4 Gli italiani: Alessandrini, Arduino, Caratti, Ciocca, Lago e Pontremoli, perdutisi con l’involucro; Pomella, morto nell’impatto sul pack; Penzo, Crosio e Della Gatta, che nel ritorno perirono nel Rodano. Gli stranieri Malgrem, svedese, che si lasciò morire dopo la partenza dalla tenda; il russo Babuskin, partito dal Malyghin e non più ritornato; ed Amundsen, con i suoi cinque francesi compagni di volo: Guilbaud, de Cuevervillc, Brazy, Vallette e Dietrichson. – Tuttavia va ricordato che la storia del “più leggero dell’aria”, dopo quello dell’Italia registrò disastri ben maggiori. Tra il 1933 ed il 1937 quelli dell’R 101, dell’Akron, del Macon e dell’Hindenburg totalizzarono 161 morti.
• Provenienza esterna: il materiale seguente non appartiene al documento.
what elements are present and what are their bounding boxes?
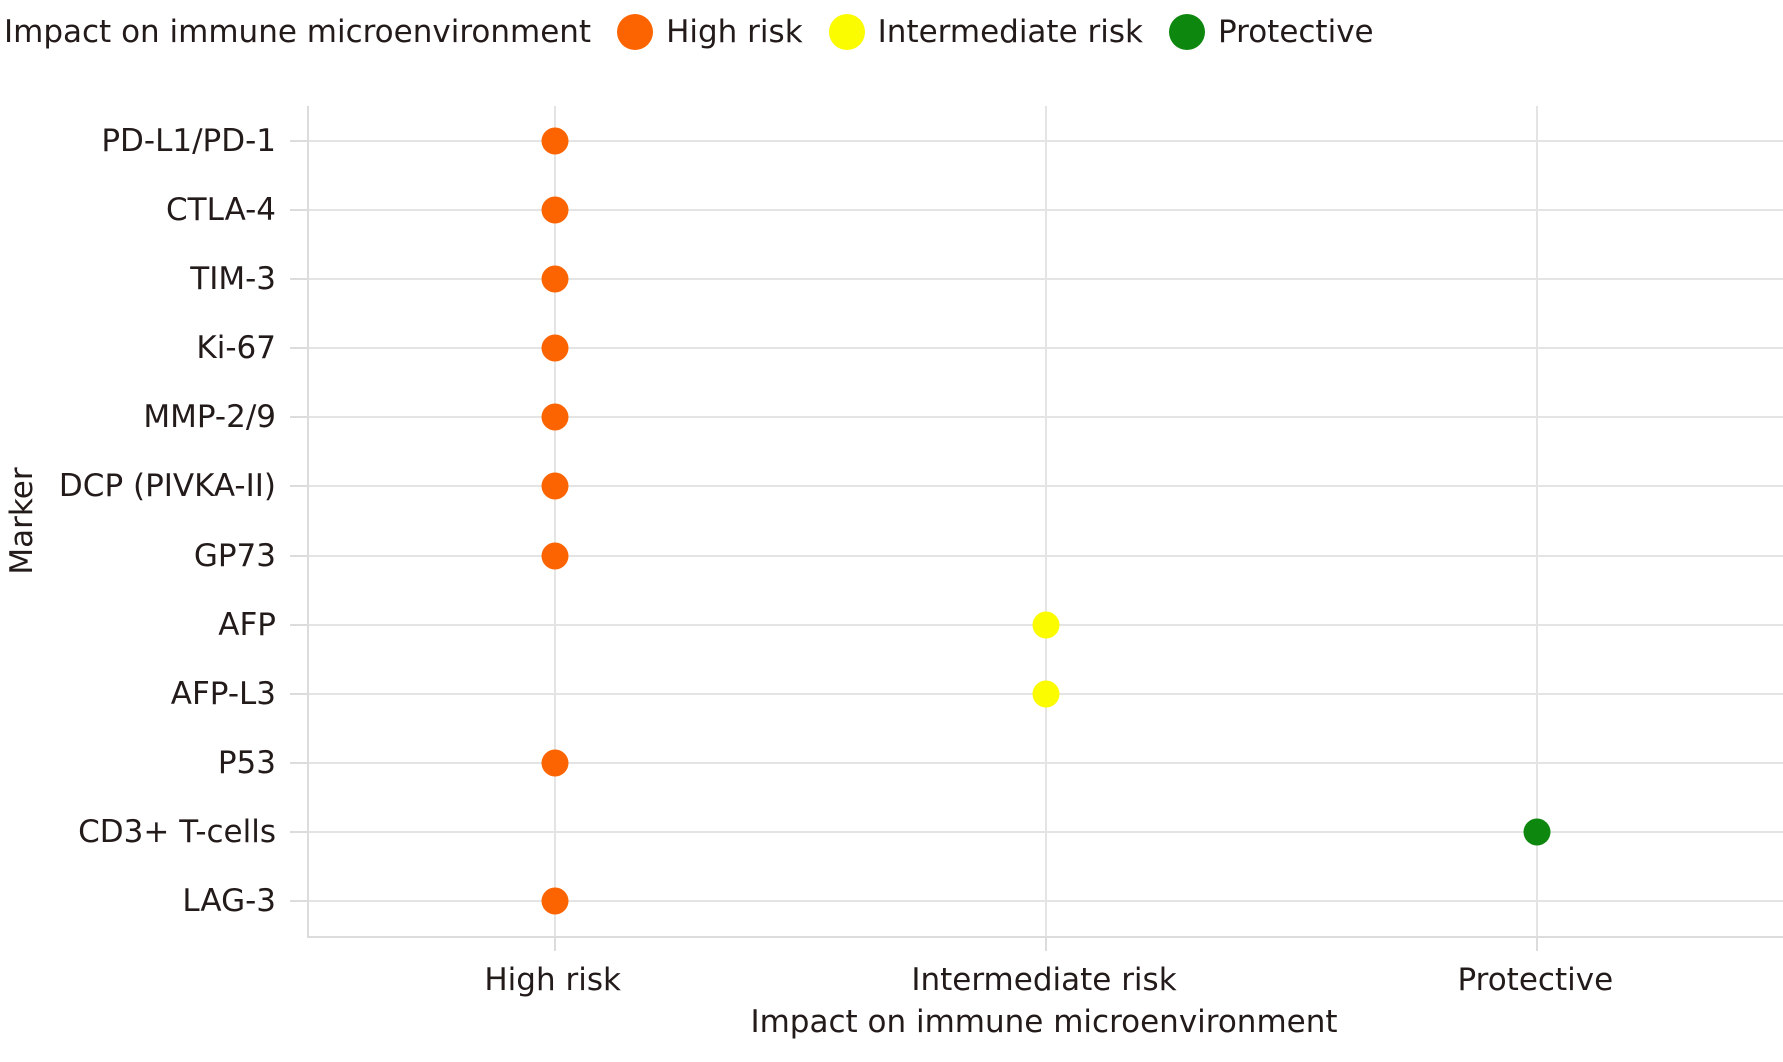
x-tick-label: Intermediate risk [911, 962, 1177, 998]
data-point-afp-l3 [1032, 680, 1060, 708]
y-tick-label: Ki-67 [196, 330, 276, 367]
y-axis-tick [290, 347, 307, 350]
y-tick-label: PD-L1/PD-1 [101, 122, 276, 159]
y-tick-label: LAG-3 [182, 883, 276, 920]
data-point-cd3-t-cells [1523, 818, 1551, 846]
y-axis-tick [290, 623, 307, 626]
gridline-horizontal [309, 900, 1783, 903]
gridline-horizontal [309, 762, 1783, 765]
y-tick-label: P53 [217, 745, 276, 782]
gridline-vertical [553, 106, 556, 936]
y-tick-label: MMP-2/9 [143, 399, 276, 436]
x-axis-tick-labels: High risk Intermediate risk Protective [307, 962, 1781, 1004]
data-point-ctla-4 [541, 196, 569, 224]
gridline-horizontal [309, 485, 1783, 488]
legend-item-protective: Protective [1168, 14, 1374, 50]
gridline-horizontal [309, 554, 1783, 557]
data-point-gp73 [541, 542, 569, 570]
gridline-horizontal [309, 208, 1783, 211]
plot-area [290, 106, 1783, 951]
legend-item-label: High risk [666, 14, 803, 50]
data-point-p53 [541, 749, 569, 777]
y-axis-tick [290, 762, 307, 765]
data-point-lag-3 [541, 887, 569, 915]
x-axis-tick [1536, 938, 1539, 951]
data-point-afp [1032, 611, 1060, 639]
y-axis-tick [290, 831, 307, 834]
x-axis-tick [553, 938, 556, 951]
legend-item-intermediate-risk: Intermediate risk [828, 14, 1143, 50]
legend-dot-icon [617, 14, 654, 50]
y-tick-label: GP73 [193, 537, 276, 574]
x-tick-label: Protective [1457, 962, 1614, 998]
y-axis-tick [290, 485, 307, 488]
data-point-ki-67 [541, 334, 569, 362]
gridline-horizontal [309, 416, 1783, 419]
gridline-horizontal [309, 139, 1783, 142]
data-point-pd-l1-pd-1 [541, 127, 569, 155]
legend: Impact on immune microenvironment High r… [4, 8, 1374, 56]
data-point-tim-3 [541, 265, 569, 293]
gridline-vertical [1536, 106, 1539, 936]
y-axis-tick [290, 554, 307, 557]
gridline-horizontal [309, 831, 1783, 834]
data-point-dcp-pivka-ii- [541, 472, 569, 500]
legend-dot-icon [828, 14, 865, 50]
y-tick-label: CTLA-4 [166, 191, 276, 228]
x-tick-label: High risk [484, 962, 621, 998]
y-axis-tick [290, 692, 307, 695]
y-axis-tick [290, 416, 307, 419]
y-tick-label: AFP [218, 606, 276, 643]
legend-item-label: Intermediate risk [877, 14, 1143, 50]
gridline-horizontal [309, 277, 1783, 280]
legend-item-high-risk: High risk [617, 14, 803, 50]
gridline-vertical [1045, 106, 1047, 936]
x-axis-title: Impact on immune microenvironment [750, 1004, 1338, 1040]
y-axis-tick [290, 208, 307, 211]
gridline-horizontal [309, 347, 1783, 350]
y-axis-tick [290, 139, 307, 142]
y-tick-label: TIM-3 [190, 260, 276, 297]
y-tick-label: AFP-L3 [170, 675, 276, 712]
y-tick-label: CD3+ T-cells [78, 814, 276, 851]
y-axis-tick-labels: PD-L1/PD-1 CTLA-4 TIM-3 Ki-67 MMP-2/9 DCP (PI… [0, 106, 276, 936]
legend-dot-icon [1168, 14, 1205, 50]
x-axis-tick [1045, 938, 1047, 951]
y-tick-label: DCP (PIVKA-II) [58, 468, 276, 505]
data-point-mmp-2-9 [541, 403, 569, 431]
legend-item-label: Protective [1217, 14, 1374, 50]
legend-title: Impact on immune microenvironment [4, 14, 592, 50]
y-axis-tick [290, 900, 307, 903]
y-axis-tick [290, 277, 307, 280]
5 L’avvio alla peregrina trovata, soggettista e sceneggiatori lo devono aver preso negli scritti autobiografici sull’impresa; ma i testi non permettono quell’interpretazione. Scrive NOBILE (op. cit., 385): “Mi portarono in cabina... Di sfuggita mi guardai allo specchio, per la prima volta dopo trentadue giorni: ero orribile, irriconoscibile. Un’ispida lunga barba grigiastra mi ricopriva il volto. Chiesi un bagno, unico ardente desiderio. Avevo addosso un sudiciume ripugnante. Soltanto ora mi sembrava di accorgermene. D’un tratto vedevo la patina di sporco che ricopriva qua e là la pelle e sentivo il puzzo nauseante dei panni, tutto il sudiciume accumulatosi durante trenta giorni...”. E scrive BEHOUNEK (op. cit., 230): “Restammo solo pochi minuti [sul Krassin, con Mariano e Zappi] e ci avviammo quindi verso la sala da pranzo. Intanto vennero preparati per noi due bagni. Siccome mi sento incapace di descrivere i sentimenti di un uomo che dopo cinquantadue giorni può per la prima volta spogliarsi ed immergersi in un bagno, preferisco rinunciarci”.